On the Settings page, you can set a global preference for specific or all target databases to continue or stop collecting audit data after the allowed free number of audit records is reached. You have to pay to collect audit data beyond the free limit. The default setting is to continue collecting for all target databases.

  1. Click the Settings tab.
    The Settings page is displayed.
  2. To set a global preference to collect (or not collect) audit data for all targets after the free limit is reached, select Yes or No at the top of the page.
  3. To collect audit data for particular target databases after the free limit is reached, select No at the top of the page, and then select the check boxes for the target databases.
  4. Click Save.

Retrieve Audit Data for a Target Database from the Archive

You can retrieve audit data for a target database from the archive if archiving is configured for your target database. Data that is retrieved from the archive can be retained for one month only.

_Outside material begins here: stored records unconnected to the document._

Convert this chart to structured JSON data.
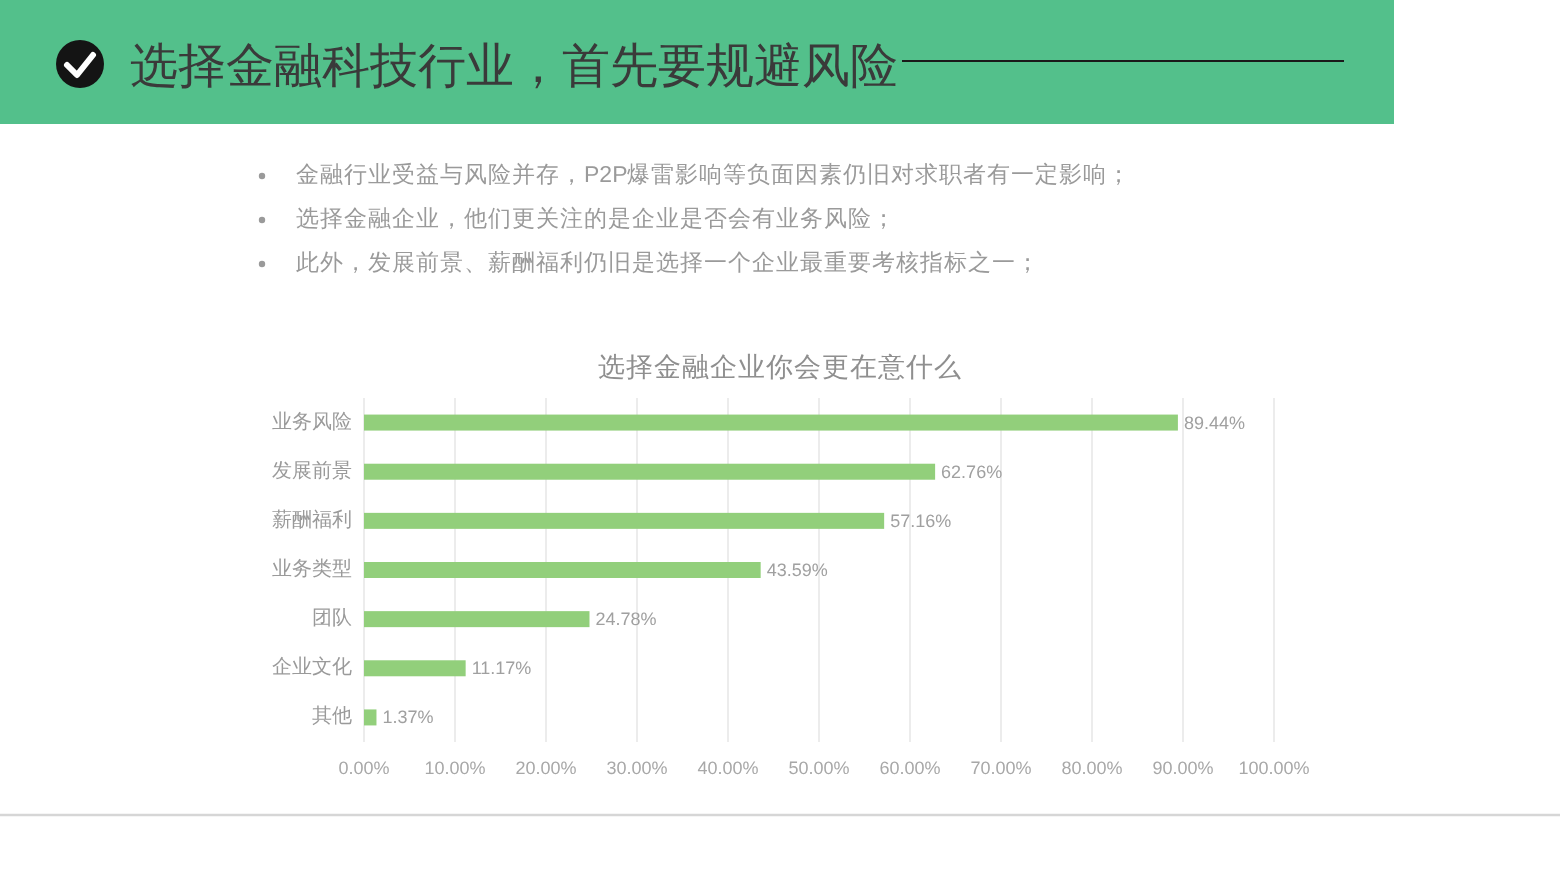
{
  "chart_data": {
    "type": "bar",
    "orientation": "horizontal",
    "title": "选择金融企业你会更在意什么",
    "categories": [
      "业务风险",
      "发展前景",
      "薪酬福利",
      "业务类型",
      "团队",
      "企业文化",
      "其他"
    ],
    "values": [
      89.44,
      62.76,
      57.16,
      43.59,
      24.78,
      11.17,
      1.37
    ],
    "value_labels": [
      "89.44%",
      "62.76%",
      "57.16%",
      "43.59%",
      "24.78%",
      "11.17%",
      "1.37%"
    ],
    "color": "#92cf7b",
    "xlim": [
      0,
      100
    ],
    "xticks": [
      {
        "value": 0,
        "label": "0.00%"
      },
      {
        "value": 10,
        "label": "10.00%"
      },
      {
        "value": 20,
        "label": "20.00%"
      },
      {
        "value": 30,
        "label": "30.00%"
      },
      {
        "value": 40,
        "label": "40.00%"
      },
      {
        "value": 50,
        "label": "50.00%"
      },
      {
        "value": 60,
        "label": "60.00%"
      },
      {
        "value": 70,
        "label": "70.00%"
      },
      {
        "value": 80,
        "label": "80.00%"
      },
      {
        "value": 90,
        "label": "90.00%"
      },
      {
        "value": 100,
        "label": "100.00%"
      }
    ],
    "grid": "x",
    "annotations": [
      "选择金融科技行业，首先要规避风险",
      "金融行业受益与风险并存，P2P爆雷影响等负面因素仍旧对求职者有一定影响；",
      "选择金融企业，他们更关注的是企业是否会有业务风险；",
      "此外，发展前景、薪酬福利仍旧是选择一个企业最重要考核指标之一；"
    ]
  }
}
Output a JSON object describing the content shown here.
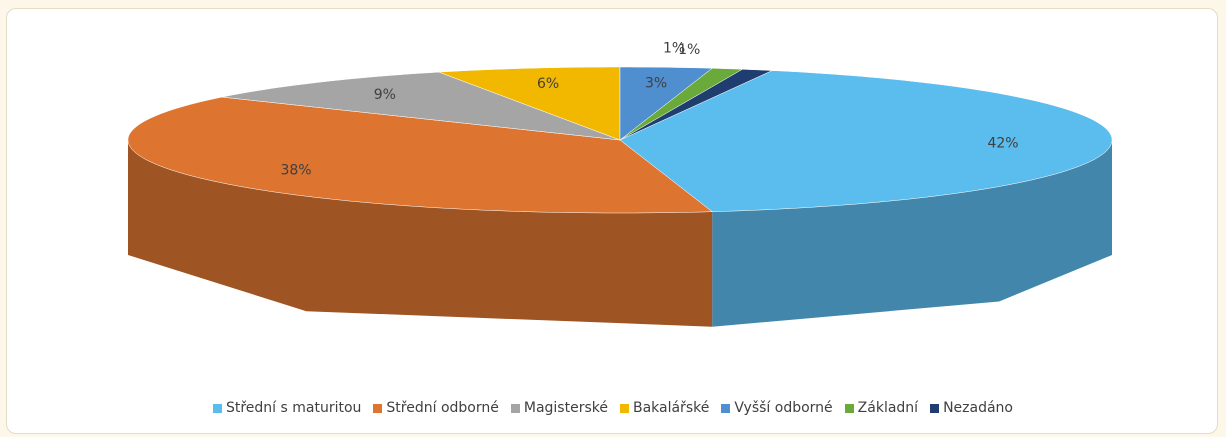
{
  "chart_data": {
    "type": "pie",
    "categories": [
      "Střední s maturitou",
      "Střední odborné",
      "Magisterské",
      "Bakalářské",
      "Vyšší odborné",
      "Základní",
      "Nezadáno"
    ],
    "values": [
      42,
      38,
      9,
      6,
      3,
      1,
      1
    ],
    "value_labels": [
      "42%",
      "38%",
      "9%",
      "6%",
      "3%",
      "1%",
      "1%"
    ],
    "colors": [
      "#5bbcee",
      "#dd7430",
      "#a5a5a5",
      "#f2b800",
      "#4f8fcf",
      "#6aaa3a",
      "#1f3d6e"
    ],
    "legend": "bottom"
  }
}
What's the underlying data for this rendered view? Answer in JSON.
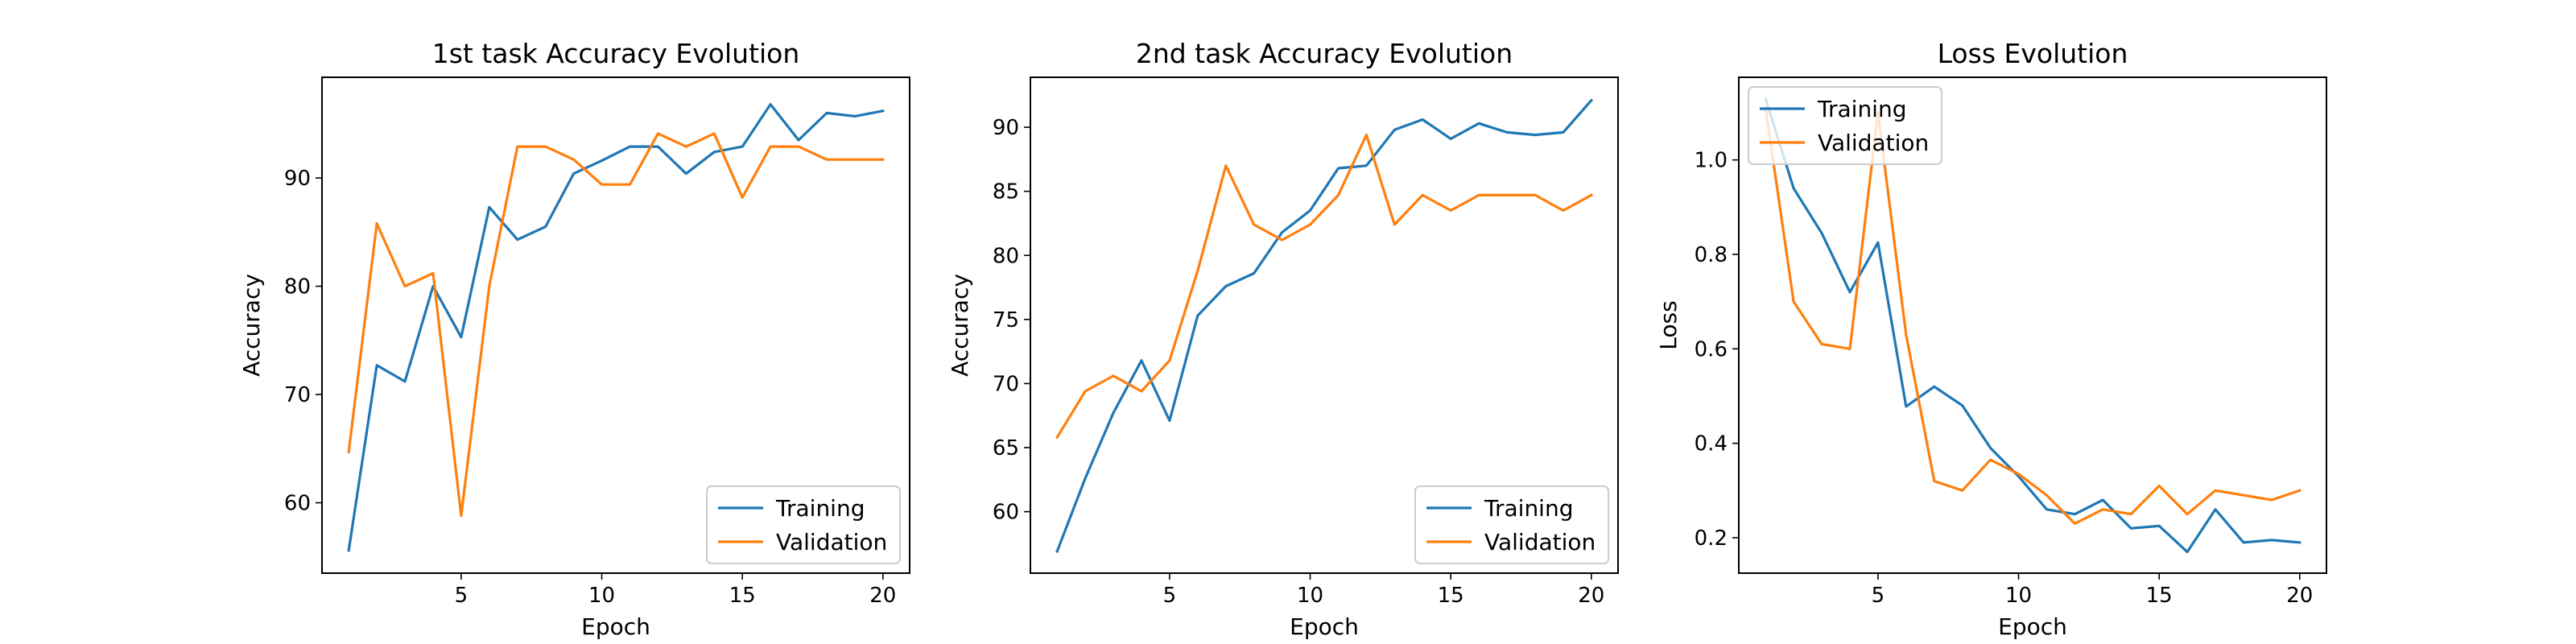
{
  "colors": {
    "training": "#1f77b4",
    "validation": "#ff7f0e"
  },
  "chart_data": [
    {
      "type": "line",
      "title": "1st task Accuracy Evolution",
      "xlabel": "Epoch",
      "ylabel": "Accuracy",
      "xlim": [
        0.05,
        20.95
      ],
      "ylim": [
        53.5,
        99.3
      ],
      "xticks": [
        5,
        10,
        15,
        20
      ],
      "yticks": [
        60,
        70,
        80,
        90
      ],
      "legend_position": "lower-right",
      "x": [
        1,
        2,
        3,
        4,
        5,
        6,
        7,
        8,
        9,
        10,
        11,
        12,
        13,
        14,
        15,
        16,
        17,
        18,
        19,
        20
      ],
      "series": [
        {
          "name": "Training",
          "values": [
            55.6,
            72.7,
            71.2,
            80.0,
            75.3,
            87.3,
            84.3,
            85.5,
            90.4,
            91.6,
            92.9,
            92.9,
            90.4,
            92.4,
            92.9,
            96.8,
            93.5,
            96.0,
            95.7,
            96.2
          ]
        },
        {
          "name": "Validation",
          "values": [
            64.7,
            85.8,
            80.0,
            81.2,
            58.8,
            80.0,
            92.9,
            92.9,
            91.7,
            89.4,
            89.4,
            94.1,
            92.9,
            94.1,
            88.2,
            92.9,
            92.9,
            91.7,
            91.7,
            91.7
          ]
        }
      ]
    },
    {
      "type": "line",
      "title": "2nd task Accuracy Evolution",
      "xlabel": "Epoch",
      "ylabel": "Accuracy",
      "xlim": [
        0.05,
        20.95
      ],
      "ylim": [
        55.2,
        93.9
      ],
      "xticks": [
        5,
        10,
        15,
        20
      ],
      "yticks": [
        60,
        65,
        70,
        75,
        80,
        85,
        90
      ],
      "legend_position": "lower-right",
      "x": [
        1,
        2,
        3,
        4,
        5,
        6,
        7,
        8,
        9,
        10,
        11,
        12,
        13,
        14,
        15,
        16,
        17,
        18,
        19,
        20
      ],
      "series": [
        {
          "name": "Training",
          "values": [
            56.9,
            62.6,
            67.7,
            71.8,
            67.1,
            75.3,
            77.6,
            78.6,
            81.8,
            83.5,
            86.8,
            87.0,
            89.8,
            90.6,
            89.1,
            90.3,
            89.6,
            89.4,
            89.6,
            92.1
          ]
        },
        {
          "name": "Validation",
          "values": [
            65.8,
            69.4,
            70.6,
            69.4,
            71.8,
            78.8,
            87.0,
            82.4,
            81.2,
            82.4,
            84.7,
            89.4,
            82.4,
            84.7,
            83.5,
            84.7,
            84.7,
            84.7,
            83.5,
            84.7
          ]
        }
      ]
    },
    {
      "type": "line",
      "title": "Loss Evolution",
      "xlabel": "Epoch",
      "ylabel": "Loss",
      "xlim": [
        0.05,
        20.95
      ],
      "ylim": [
        0.125,
        1.175
      ],
      "xticks": [
        5,
        10,
        15,
        20
      ],
      "yticks": [
        0.2,
        0.4,
        0.6,
        0.8,
        1.0
      ],
      "ytick_labels": [
        "0.2",
        "0.4",
        "0.6",
        "0.8",
        "1.0"
      ],
      "legend_position": "upper-left",
      "x": [
        1,
        2,
        3,
        4,
        5,
        6,
        7,
        8,
        9,
        10,
        11,
        12,
        13,
        14,
        15,
        16,
        17,
        18,
        19,
        20
      ],
      "series": [
        {
          "name": "Training",
          "values": [
            1.13,
            0.94,
            0.845,
            0.72,
            0.825,
            0.478,
            0.52,
            0.48,
            0.39,
            0.33,
            0.26,
            0.25,
            0.28,
            0.22,
            0.225,
            0.17,
            0.26,
            0.19,
            0.195,
            0.19
          ]
        },
        {
          "name": "Validation",
          "values": [
            1.11,
            0.7,
            0.61,
            0.6,
            1.1,
            0.63,
            0.32,
            0.3,
            0.365,
            0.335,
            0.29,
            0.23,
            0.26,
            0.25,
            0.31,
            0.25,
            0.3,
            0.29,
            0.28,
            0.3
          ]
        }
      ]
    }
  ]
}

  1. Click the Targets tab.
  2. Click Retrieved Archive Data.
    The Retrieved Archive Data page is displayed.
  3. Click Retrieve Data.
    The Retrieve Archive Data dialog box is displayed. Previously retrieved archive data is displayed in the table.
  4. For Target, select the target database for which you want to retrieve archive data.
  5. For Start year/month, select the starting point (year and month) from which you want to retrieve archive data.
  6. For End year/month, select the end point (year and month) for retrieving archive data.
    The number of records to be retrieved from the archive is displayed. This data is for information purposes only and does not affect your billing.
  7. Click Submit, and confirm that you wish to continue.
    Upon confirmation, a job is scheduled to fetch the records from the archive. You can check the status of the retrieval job from the Jobs page. On the Jobs page, look for jobs where the operation name is Retrieval. Retrieval may take approximately an hour to complete. When the retrieval job is completed, the Status column in the Retrieved Archive Data table is set to COMPLETED.

Return Audit Data to the Archive

Prior to the expiry of retrieved audit data, you can choose to drop the data from the online repository and return it to the archive. This operation results in the retrieved data being no longer available in the reports.

  1. Click the Targets tab.
  2. Click Retrieved Archive Data.
    The Retrieved Archive Data page is displayed.
  3. In the row that lists the target database for which you want to return audit data, click Return to archive.
    A job is scheduled and the Status column in the table reads RELEASING. When the job is completed, the row for the target database is removed from the table.